IMPALA, along with 19 other global indie lobbies, are alleging strongarm tactics on the part of YouTube — who are readying their forthcoming music subscription service — that are in breach of five European competition rules of conduct, though they did not specify which were breached.
A sample contract issued to indies by the video giant leaked last week, and as The Music Network reports, according to the stipulations therein, YouTube’s demands include giving immunity to users who upload label content to YouTube and relinquishing the practice of sharing content on other services temporarily. Royalty rates could also potentially be reduced for indie labels.
“The formal process has started in Brussels where the [EC] has consistently shown it will take a stance to ensure its competition rules are properly respected,” said IMPALA Executive Chair Helen Smith in a statement. “This is a crucial moment for the development of the online music market with European services leading the charge. What kind of legacy will Europe give those companies?”

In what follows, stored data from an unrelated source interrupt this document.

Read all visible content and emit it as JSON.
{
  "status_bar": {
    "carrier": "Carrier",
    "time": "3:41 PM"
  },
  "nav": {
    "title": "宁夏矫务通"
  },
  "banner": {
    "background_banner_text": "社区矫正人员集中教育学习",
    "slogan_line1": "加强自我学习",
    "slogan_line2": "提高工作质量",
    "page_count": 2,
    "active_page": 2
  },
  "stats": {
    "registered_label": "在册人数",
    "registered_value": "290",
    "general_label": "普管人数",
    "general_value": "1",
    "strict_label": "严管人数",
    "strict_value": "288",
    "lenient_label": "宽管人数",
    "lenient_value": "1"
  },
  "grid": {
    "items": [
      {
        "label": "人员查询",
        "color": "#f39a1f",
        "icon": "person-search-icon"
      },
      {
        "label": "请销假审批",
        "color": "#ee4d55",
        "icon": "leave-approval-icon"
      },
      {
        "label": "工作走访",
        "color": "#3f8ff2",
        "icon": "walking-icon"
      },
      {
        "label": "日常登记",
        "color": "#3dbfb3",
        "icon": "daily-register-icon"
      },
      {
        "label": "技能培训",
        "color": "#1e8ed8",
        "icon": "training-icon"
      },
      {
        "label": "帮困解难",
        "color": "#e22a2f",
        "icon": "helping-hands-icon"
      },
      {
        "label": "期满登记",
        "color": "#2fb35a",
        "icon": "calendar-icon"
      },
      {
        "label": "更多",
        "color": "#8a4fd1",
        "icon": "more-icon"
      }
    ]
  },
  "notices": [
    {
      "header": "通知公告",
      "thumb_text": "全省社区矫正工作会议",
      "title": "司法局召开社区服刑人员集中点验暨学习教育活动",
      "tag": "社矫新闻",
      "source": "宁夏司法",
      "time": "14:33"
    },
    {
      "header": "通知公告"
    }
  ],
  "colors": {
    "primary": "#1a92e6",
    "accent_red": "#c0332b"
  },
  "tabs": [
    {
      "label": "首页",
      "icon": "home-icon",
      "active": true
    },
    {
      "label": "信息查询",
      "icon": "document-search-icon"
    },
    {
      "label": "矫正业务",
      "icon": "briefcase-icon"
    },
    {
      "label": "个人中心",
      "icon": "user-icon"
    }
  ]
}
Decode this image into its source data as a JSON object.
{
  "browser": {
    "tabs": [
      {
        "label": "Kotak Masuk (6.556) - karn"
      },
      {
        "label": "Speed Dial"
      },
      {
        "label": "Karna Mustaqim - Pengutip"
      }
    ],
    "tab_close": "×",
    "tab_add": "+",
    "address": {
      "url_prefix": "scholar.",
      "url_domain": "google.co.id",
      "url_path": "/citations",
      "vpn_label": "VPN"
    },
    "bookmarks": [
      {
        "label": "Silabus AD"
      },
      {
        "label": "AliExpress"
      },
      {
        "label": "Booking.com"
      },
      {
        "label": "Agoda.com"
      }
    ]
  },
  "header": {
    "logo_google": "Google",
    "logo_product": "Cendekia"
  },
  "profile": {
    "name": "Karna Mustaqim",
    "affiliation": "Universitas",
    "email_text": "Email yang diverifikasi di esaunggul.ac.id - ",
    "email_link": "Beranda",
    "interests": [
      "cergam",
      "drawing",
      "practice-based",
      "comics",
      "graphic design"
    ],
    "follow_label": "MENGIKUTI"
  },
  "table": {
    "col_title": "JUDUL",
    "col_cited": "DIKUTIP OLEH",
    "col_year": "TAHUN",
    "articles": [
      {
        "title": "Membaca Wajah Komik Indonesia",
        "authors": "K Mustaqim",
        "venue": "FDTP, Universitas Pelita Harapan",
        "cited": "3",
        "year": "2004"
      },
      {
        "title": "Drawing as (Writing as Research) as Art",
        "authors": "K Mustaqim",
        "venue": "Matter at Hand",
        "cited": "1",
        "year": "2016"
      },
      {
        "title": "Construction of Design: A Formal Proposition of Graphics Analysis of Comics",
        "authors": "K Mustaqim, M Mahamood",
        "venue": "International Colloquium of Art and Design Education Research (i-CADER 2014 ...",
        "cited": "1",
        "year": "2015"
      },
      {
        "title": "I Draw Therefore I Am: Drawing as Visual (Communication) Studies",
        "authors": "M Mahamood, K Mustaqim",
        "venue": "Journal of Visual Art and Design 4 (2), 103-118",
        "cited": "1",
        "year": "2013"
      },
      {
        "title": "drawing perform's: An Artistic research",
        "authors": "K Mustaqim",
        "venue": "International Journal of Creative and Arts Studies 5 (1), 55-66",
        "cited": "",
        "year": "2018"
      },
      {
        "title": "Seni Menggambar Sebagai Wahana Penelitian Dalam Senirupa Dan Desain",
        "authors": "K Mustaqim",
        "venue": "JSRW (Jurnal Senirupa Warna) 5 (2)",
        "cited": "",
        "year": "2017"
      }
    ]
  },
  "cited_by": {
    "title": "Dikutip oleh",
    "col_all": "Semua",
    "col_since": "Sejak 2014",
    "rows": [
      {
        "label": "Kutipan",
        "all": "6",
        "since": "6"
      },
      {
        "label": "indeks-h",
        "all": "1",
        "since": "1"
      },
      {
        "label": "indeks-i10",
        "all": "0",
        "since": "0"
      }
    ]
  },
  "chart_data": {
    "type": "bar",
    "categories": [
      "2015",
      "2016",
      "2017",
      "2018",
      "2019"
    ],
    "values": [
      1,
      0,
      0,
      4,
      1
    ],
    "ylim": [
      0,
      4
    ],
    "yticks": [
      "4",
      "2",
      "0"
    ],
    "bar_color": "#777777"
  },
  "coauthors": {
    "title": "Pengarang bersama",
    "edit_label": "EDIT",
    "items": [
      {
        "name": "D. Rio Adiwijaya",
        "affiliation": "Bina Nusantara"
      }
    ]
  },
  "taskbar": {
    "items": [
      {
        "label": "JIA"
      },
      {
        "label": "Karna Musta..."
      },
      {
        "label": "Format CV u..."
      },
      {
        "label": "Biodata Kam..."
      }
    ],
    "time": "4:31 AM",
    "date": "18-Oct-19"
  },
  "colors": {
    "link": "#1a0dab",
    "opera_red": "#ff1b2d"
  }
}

“How does Europe want its artists and consumers to be treated? We look to Commissioner Almunia to take urgent action. It’s red card time.” The EC’s incumbent Competition Commissioner and antitrust enforcer, Joaquín Almunia, has already accused Google of abusing its mass influence.
He authored a six-page letter to his commission colleagues suggesting they investigate the YouTube owner’s “many allegations [and] the various practices that they cover.” If fined by the European Commission, YouTube could face a fine of up to 10 percent of its turnover worldwide.